La vie de Geneviève Fecemaz (1713-1755) : une union à Saint-Michel-de-Maurienne et deux mariages à Saint-Jean-de-Maurienne

 L'enfance à Beaune

Geneviève est née et baptisée à Beaune le 23 juin 1713. Elle est le sixième et dernier enfant de Damien Fecemaz, son père alors âgé de 46 ans, et de Marie Deléglise âgée de 37 ans. Ses parents se sont mariés à Beaune, une dizaine d’année plus tôt, le 19 juin 1702. Sur les six enfants du couple, trois seulement vont survivre. Son frère aîné François né le 4 décembre 1704, décède deux jours plus tard.  Jeanne née le 13 avril 1706 restera célibataire, et vivra longtemps au hameau du Mollard jusqu’à l’âge de 79 ans. Marie-Antoinette née le 22 juillet 1708 se marie à Beaune avec Jean Georges Perret le 8 janvier 1732, elle n’aura qu’une fille car elle décède âgée de 31 ans, le 31 août 1739. Les deux sœurs suivantes décèdent en bas âge : Mauricette née le 29 septembre 1710 décède 13 jours plus tard le 11 octobre 1710 ; Marie née le 21 janvier 1712 décède au bout de 14 jours, le 3 février 1712. Pour expliquer ces morts précoces, il faut toujours avoir à l’esprit le contexte très difficile de l’époque : les années 1709-1712 sont une période de grande misère marquée par la disette et le froid intense.

L’enfance de Geneviève n’a certainement pas été facile, dans un cadre marqué par la reprise de l’avancée des glaciers dans les montagnes, et le retour des épidémies de peste en 1720 et 1725. Damien, son père, décède le 6 mars 1721 à l’âge de 53 ans. À cette date la famille se réduit à quatre membres : sa mère Marie âgée de 45 ans, sa sœur aînée Jeanne âgée de 15 ans, Marie-Antoinette âgée de 13 ans et Geneviève pas encore âgée de 8 ans. On peut imaginer cependant qu’elle puisse compter sur l’entraide de Louis Fecemaz (1671-1725) et Joseph Fecemaz (1676-1756) frères cadets de Damien. L’oncle Louis est parrain de Jeanne, sa femme Marie Bois est la marraine de Geneviève, l’oncle Joseph et sa femme Marie Pomard sont parrain et marraine de Marie-Antoinette.

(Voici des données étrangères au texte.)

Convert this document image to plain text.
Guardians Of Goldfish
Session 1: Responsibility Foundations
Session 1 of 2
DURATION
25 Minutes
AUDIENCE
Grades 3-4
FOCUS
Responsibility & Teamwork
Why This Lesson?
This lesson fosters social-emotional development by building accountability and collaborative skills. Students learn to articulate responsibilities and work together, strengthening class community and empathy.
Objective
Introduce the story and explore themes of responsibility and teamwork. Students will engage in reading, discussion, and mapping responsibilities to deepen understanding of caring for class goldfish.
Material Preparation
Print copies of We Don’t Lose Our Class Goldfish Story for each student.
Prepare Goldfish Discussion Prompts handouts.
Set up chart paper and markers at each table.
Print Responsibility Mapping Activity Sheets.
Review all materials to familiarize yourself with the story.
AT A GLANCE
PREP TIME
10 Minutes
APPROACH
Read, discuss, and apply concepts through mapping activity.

 Par la suite, le parcours biographique de Geneviève est singulier, elle ne s’est pas mariée à Beaune ou dans une commune voisine comme Saint-Martin-la-Porte, mais elle va connaître à l’âge de 23 ans une union illégitime à Saint-Michel-de-Maurienne qui va se traduire par la naissance d’un enfant, et elle partira ensuite à Saint-Jean-de-Maurienne pour s’y marier deux fois et y finir sa vie.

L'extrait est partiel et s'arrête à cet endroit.